Norton F. Corrêa – Sem me dar conta, escrevi um livro que, na opinião dos estudiosos, corresponde a um clássico, assim como os de outros autores de outros locais do Brasil que escreveram sobre as religiões de matriz afro de suas regiões. O que acontece, com relação ao batuque, é que até o momento, ninguém escreveu um trabalho mais completo, maior, que descreva os rituais, os templos, seus integrantes, o panteão e, sobretudo, a visão de mundo batuqueira, que é muito semelhante à dos participantes do candomblé, por exemplo. Especificamente sobre os rituais batuqueiros, o que há são livros escritos pelos próprios religiosos, mas nem sempre são muito bem aceitos pelo fato de menos ou mais explicitamente criticarem os colegas, reivindicar que o seu ritual é o correto e assim por diante. Além destes, há monografias e trabalhos de alunos, especialmente da UFRGS, que têm abordado questões sobre o batuque ou outras religiões de matriz afro do Rio Grande do Sul. Mas ninguém, ao que me consta, fez o que eu fiz: uma etnografia bastante completa desta religião, mostrando quem são as pessoas, o que elas fazem, como é que funciona a religião, os templos, a natureza, as suas apresentações tais como os orixás, os mortos e como é que essas pessoas vivem, como é que aprendem a ser batuqueiros. E isso é algo difícil de fazer, também, porque demanda muito tempo de convivência com os pesquisados, dá muito trabalho.
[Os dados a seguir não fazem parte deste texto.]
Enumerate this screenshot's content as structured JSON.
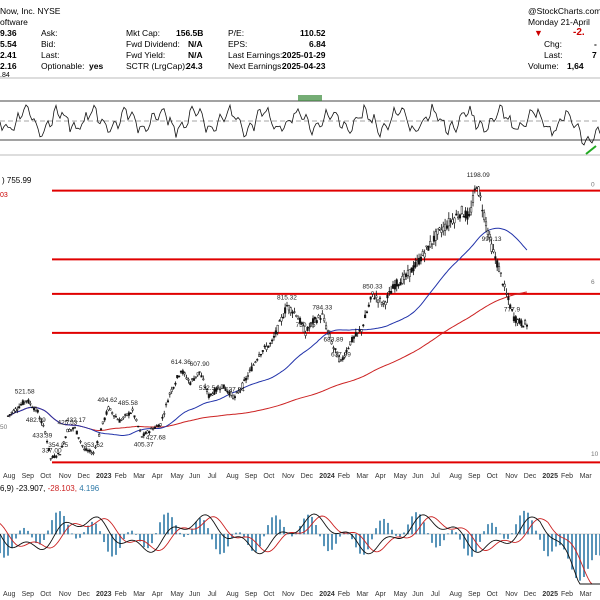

Creio que o livro é bem recebido pelos religiosos, primeiro porque eu não me posiciono, no sentido de achar que isso é verdadeiro e aquilo é errado. Há batuqueiros que condenam os outros pelo erro de desvirtuar supostos preceitos da religião. No meu caso, relato o que eu vi. Não estou me posicionando. Creio que é por isso que o livro teve uma boa aceitação. Talvez, também, pelo estilo despojado, longe do jargão "antropologuês", embora sem perda de conteúdos interpretativos, o que possivelmente contribui para que as pessoas comuns possam lê-lo sem problemas. É um livro simples, pensado para ser simples, porque acho que tem que ser assim mesmo. Escrevi um livro para ser lido por todas as pessoas, e não dirigido especificamente a acadêmicos. Apesar disso, tenho ouvido de colegas da área dizerem que escrevi um clássico, do mesmo modo que outros autores escreveram sobre religiões de matriz africana de outros locais do Brasil.

IHU On-Line – De que maneira o negro é representado na história rio-grandense?

Norton F. Corrêa – A presença da população negra no Rio Grande do Sul é muito significativa, além de o trabalho escravo ter construído as bases da economia local. Acrescente-se a indiscutível importância da herança cultural legada ao contexto rio-grandense. Apesar disso, a cultura negra tem sido muito pouco estudada  o que não deixa de ser uma forma de ocultação. Mas há o caso de um historiador gaúcho bastante conhecido, Walter Spalding, que levou tal ocultação ao máximo: afirma que não houve racismo no Rio Grande do Sul simplesmente porque não havia negros!

Entretanto, as estatísticas da época a que se refere revelam que os negros eram quase 40% da população da então Província. Considero que a prática de ocultar também se deve ao racismo. O Rio Grande do Sul é um estado muito racista. E o desprezo em relação à figura do negro é projetado sobre suas práticas religiosas, que continuam sendo reprimidas. Tanto a ocultação como a repressão são formas de racismo. Mas ele pode se expressar de forma ainda mais sutil, como é o caso das campanhas da turma da ecologia contra os sacrifícios rituais de animais no batuque. A sutileza está em se escudar num argumento meritório: proteger os animais. Entretanto, é curioso que em um estado com um enorme rebanho bovino, suíno, ovino e centenas de matadouros, legais e ilegais, além de outras tantas centenas de sinagogas que cumprem práticas muito semelhantes, o zelo da turma ecológica recaia apenas sobre o batuque. Por que apenas nele?

IHU On-Line – Por que o senhor afirma que este livro lhe trouxe uma grande surpresa? Que surpresa foi esta?

Norton F. Corrêa – Porque eu não esperava uma aceitação tão grande do livro, seja pelos batuqueiros, seja pelos estudiosos. Os primeiros, talvez porque se vejam nele; e os segundos por ser uma fonte de informação antes praticamente inexistente. Algo que me deixa muito feliz é o fato de a maioria dos leitores ser os próprios batuqueiros.